Last year’s hikes in the tax regime unnerved industry and investors, and the sector has still not fully recovered; however, the recent changes have started to regain some lost confidence.
COMPETITIVENESS Each global mining jurisdiction must compete for the limited Foreign Direct Investment ( FDI) that is available.
Uncompetitive tax regimes will always place the sustainability of the industry at risk.
According to the Zambia Chamber of Mines, mining represents more than 86 per cent of Zambia’s FDI. FQM believes that the previous punitivelyhigh mineral royalties introduced in 2015 made Zambia significantly less competitive.
It is intuitive that FDI will always find its way to the more attractive jurisdictions.
FDI is critical for Zambia’s economic growth. This latest tax revision will now help Zambia get back on track towards sustaining Zambian mines and securing thousands of Zambian jobs. In due course it will attract more investment, the life- blood of the economy.

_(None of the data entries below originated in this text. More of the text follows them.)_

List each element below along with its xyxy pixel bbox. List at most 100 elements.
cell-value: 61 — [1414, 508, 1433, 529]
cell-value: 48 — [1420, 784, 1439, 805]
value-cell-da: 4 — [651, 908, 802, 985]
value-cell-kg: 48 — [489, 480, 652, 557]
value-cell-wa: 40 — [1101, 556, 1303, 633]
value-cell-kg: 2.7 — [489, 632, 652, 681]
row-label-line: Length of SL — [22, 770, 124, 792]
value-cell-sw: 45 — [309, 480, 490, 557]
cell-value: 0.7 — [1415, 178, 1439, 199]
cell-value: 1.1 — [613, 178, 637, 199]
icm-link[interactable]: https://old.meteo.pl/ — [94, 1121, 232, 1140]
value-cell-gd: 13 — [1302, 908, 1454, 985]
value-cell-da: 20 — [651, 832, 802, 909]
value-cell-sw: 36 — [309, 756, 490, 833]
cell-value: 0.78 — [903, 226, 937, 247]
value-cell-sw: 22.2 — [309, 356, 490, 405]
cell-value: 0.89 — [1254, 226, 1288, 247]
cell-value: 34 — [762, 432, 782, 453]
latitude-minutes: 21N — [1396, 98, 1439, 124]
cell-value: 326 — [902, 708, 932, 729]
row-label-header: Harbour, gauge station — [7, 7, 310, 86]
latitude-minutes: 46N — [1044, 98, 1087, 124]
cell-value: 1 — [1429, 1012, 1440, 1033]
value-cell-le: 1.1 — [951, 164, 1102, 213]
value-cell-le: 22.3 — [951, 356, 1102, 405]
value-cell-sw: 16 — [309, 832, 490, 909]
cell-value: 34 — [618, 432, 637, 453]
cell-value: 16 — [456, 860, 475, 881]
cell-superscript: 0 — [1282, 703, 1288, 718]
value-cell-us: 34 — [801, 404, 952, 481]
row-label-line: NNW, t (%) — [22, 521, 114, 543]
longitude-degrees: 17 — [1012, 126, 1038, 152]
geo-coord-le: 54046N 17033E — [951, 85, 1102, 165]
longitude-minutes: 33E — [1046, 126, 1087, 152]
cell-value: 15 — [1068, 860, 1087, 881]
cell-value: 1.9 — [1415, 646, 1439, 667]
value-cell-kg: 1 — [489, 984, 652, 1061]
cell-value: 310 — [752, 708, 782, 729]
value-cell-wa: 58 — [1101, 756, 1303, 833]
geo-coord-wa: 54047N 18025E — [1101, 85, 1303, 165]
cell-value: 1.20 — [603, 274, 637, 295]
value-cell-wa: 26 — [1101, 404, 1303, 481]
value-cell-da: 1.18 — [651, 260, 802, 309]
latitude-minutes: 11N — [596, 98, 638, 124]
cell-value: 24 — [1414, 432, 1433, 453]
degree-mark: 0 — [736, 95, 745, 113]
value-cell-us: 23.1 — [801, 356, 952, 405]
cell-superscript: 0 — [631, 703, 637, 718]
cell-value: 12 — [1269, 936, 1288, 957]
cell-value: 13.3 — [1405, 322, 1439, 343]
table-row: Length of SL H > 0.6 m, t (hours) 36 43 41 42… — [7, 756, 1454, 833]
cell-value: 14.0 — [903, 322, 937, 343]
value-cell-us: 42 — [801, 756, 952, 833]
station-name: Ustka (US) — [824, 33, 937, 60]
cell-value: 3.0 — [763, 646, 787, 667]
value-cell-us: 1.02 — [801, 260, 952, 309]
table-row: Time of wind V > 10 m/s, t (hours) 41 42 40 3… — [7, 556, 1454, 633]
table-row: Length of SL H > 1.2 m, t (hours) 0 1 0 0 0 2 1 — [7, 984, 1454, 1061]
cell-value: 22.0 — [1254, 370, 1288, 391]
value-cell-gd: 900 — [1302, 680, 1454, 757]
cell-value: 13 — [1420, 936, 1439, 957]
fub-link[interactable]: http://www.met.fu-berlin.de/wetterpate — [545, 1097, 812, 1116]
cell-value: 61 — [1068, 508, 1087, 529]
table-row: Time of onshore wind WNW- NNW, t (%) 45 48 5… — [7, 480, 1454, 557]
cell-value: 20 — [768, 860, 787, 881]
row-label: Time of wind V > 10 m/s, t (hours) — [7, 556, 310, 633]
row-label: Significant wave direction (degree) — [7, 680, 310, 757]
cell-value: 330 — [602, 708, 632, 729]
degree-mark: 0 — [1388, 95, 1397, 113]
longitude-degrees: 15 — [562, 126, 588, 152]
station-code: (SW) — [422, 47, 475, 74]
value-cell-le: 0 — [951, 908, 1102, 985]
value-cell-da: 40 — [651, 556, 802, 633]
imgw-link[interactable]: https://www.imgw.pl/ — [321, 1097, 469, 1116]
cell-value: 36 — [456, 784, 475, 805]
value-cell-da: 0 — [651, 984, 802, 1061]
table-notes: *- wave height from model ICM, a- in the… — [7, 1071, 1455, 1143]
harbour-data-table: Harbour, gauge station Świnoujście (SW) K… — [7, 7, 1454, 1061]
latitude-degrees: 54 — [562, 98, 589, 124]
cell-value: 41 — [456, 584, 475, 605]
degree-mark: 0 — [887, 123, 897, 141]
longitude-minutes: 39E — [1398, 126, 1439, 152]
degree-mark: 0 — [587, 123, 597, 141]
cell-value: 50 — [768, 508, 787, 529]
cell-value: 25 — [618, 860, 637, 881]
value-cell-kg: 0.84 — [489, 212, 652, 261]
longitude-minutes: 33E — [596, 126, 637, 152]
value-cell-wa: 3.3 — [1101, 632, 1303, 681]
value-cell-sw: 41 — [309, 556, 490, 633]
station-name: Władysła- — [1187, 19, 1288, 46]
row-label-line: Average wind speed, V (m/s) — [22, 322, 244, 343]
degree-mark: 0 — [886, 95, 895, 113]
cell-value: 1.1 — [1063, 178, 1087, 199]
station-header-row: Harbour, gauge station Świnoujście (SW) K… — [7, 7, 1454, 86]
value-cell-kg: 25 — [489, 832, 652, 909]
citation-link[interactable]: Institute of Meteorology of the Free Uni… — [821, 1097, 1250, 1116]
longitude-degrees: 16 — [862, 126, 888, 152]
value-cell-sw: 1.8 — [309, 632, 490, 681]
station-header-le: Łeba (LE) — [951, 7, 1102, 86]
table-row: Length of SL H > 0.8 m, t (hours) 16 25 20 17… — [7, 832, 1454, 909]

But there is more to come: Zambia will only be truly competitive amongst its Sub- Saharan peer group in the race to attract FDI if its tax regime continues to converge towards the regional- norm mineral royalty of 3 per cent.
INCENTIVES Why then should Zambia’s royalties remain so high, even allowing for the most recent downward changes? Democratic Republic of Congo mines pay 2 per cent; Namibia, Botswana and Uganda mines all pay 3 per cent while in Africa’s second largest economy, South Africa, mines pay between 0.5 – 7 per cent. Based on these comparisons more needs to be done to make Zambia truly competitive alongside its peergroup.
These economies have developed, among other reasons, due to low mineral royalties. A return to the peer- group norm of 3 per cent mineral royalty last seen in 2011 would see Zambia return to optimal growth levels.
In saying all this, FQM is in no way failing to commend Government for the new tax regime, but we feel more could be done that would have a positive impact on the Government’s revenues.
FQM welcomes Government’s move to revise mining royalties, because it is a step in the right direction for the Zambian economy. This recent revision will help mines regain some of their lost competitiveness.
Sadly, what is especially troubling, and not given nearly the attention it deserves, is the advantage of good incentives.
If the incentives are good, countries will attract investment and this investment will have spill- over effects on the economy that benefit everyone and boost economic growth. This will far out- weigh any amount of revenue collected through higher royalties.
This most recent revision to the tax regime is important to the mining sector; but if Zambia is to fulfil its true economic potential a further reduction in mineral royalties will see the country return to being the sub- Saharan jurisdiction of choice for future mining investment.
The author is Government Affairs manager at First Quantum Minerals.